Everywhere, it turns out, extends even to Android smartphones. As part of its announcements yesterday, Microsoft noted that it’s testing Windows 10 on the Xiaomi Mi 4 smartphone. So far, so good, you might think, because there are more Windows Phone options than just Lumias, even if there are only a few. Except that the Mi 4 is an Android smartphone.
This isn’t, as Techcrunch notes, a case of dual booting the phone, but instead replacing it with a custom ROM tailored to the Mi 4 and offered specifically by Microsoft. For now, it’s a China-only initiative, but if ROM hacking history is any guide, you can probably expect hacked versions to be made available for other platforms at some point in the near future.
Microsoft Is Developing Software That Converts Android Phones To Windows 10 [Techcrunch]
Comments
7 responses to “Microsoft Wants To Turn Android Phones Into Windows 10 Phones”
So we can take our perfectly good Android phones, and give them lobotomies to run Windows…?
Well that’s appealing … not.
If people wanted Windows phones, then they’d buy Windows phones.
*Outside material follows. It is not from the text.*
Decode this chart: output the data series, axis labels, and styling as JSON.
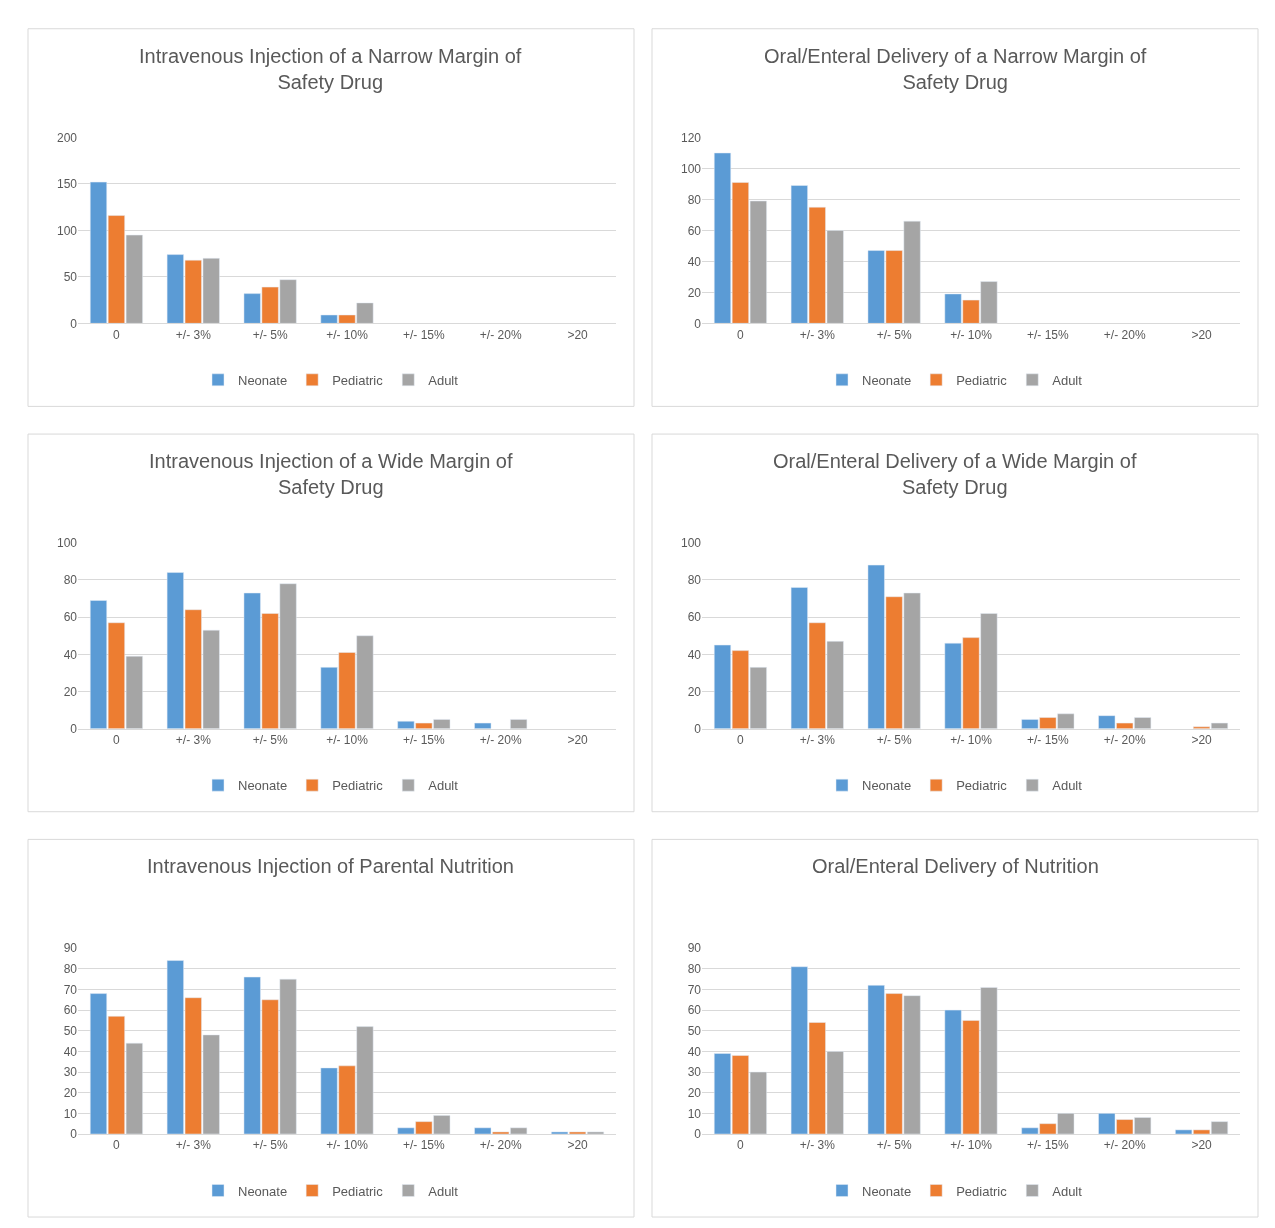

While this sounds awesome, I’m guessing it would be a pretty flaky experience with drivers and firmware updates.
WP8 and Android handsets now have a lot of commonality: Qualcomm chips, panels from Samsung/LG, same audio drivers, etc. Their biggest hurdle will be convincing Chinese consumers to jump on WP, which has almost no footprint in the country.
There’s already issues though with OEM’s like HTC being really lazy with firmware and driver updates. All Microsoft updates is the OS. It wont be any better without OEM support.
That was my first thought too. Having gone from a Lumia to a OnePlus One I really do miss WP8, but I don’t know that I’d be game enough to try it unless OnePlus support it directly.
I would hazard a guess this is the true reason that Microsoft are interested in Cyanogen.
The good things about Windows Phones like the 1520 are the hardware and the OS. The apps lineup SUCKS. So why would you do this? It’s a lose on every level.